Кто-то около добродушно смеется:
— Далеко, Антон, ты диску мечешь!
— Да, коммуна — дело трудное, — веско замечает скупой на слова и серьезный Стенин. — Надо начинать полегче, поменьше разговоров да побольше дела. Наговорить можно много: ты мне скажешь сто хороших слов, а я тебе двести еще лучше… Надо начинать с производственной артели.
— Что же, можно и артель, не возражаю, — соглашается Антон. — А без фордзона никак не обойтись. Вот наладим все сообща, да так разделаем под орех свою жизнь. Неужто зря столько лет по тюрьмам маялись? Да всякие горизонты рисовали? А?..
Антон запускает руку в пышную с завитками русую бороду. Он весь преображается от наплывших мечтательных мыслей.
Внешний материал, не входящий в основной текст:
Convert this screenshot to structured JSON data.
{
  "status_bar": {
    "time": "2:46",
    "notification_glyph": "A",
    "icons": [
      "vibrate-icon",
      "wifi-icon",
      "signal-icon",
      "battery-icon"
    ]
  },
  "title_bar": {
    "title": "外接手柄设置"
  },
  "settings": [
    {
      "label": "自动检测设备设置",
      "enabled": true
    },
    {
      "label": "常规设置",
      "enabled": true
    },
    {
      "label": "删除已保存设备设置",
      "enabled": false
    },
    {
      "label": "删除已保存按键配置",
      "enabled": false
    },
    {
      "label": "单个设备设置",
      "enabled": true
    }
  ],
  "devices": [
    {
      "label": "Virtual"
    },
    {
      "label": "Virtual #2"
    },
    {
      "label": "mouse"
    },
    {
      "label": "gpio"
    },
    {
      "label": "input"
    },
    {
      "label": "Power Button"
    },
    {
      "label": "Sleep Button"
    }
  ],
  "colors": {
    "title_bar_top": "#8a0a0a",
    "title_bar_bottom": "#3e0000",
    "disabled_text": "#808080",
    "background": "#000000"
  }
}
В мягком отсвете луны видны вспыхивающие огоньки глаз. Я любуюсь им. Красавец Антон! И невольно вырывается:
— Ты, Антон, в партии?
Антон сразу тускнеет, говорит;
— Нет, не в партии. — И с оттенком виноватости добавляет: — Как-то не выколосилось у меня!..
*
Пять лет прошло со дня свидания. В 1930 году, в разгар коллективизации, я снова еду по знакомым местам в Спасско-Александровское. Горячее рабочее время. Два дня безрезультатно ходил я на извозчичью биржу. Трудно, почти невозможно добыть в Пензе лошадь. На третий день мне, как говорится, повезло. Я нашел извозчика с рессорной пролеткой и хорошей породистой лошадью. У извозчика вид городского интеллигента. Снова поля, скирды, ометы.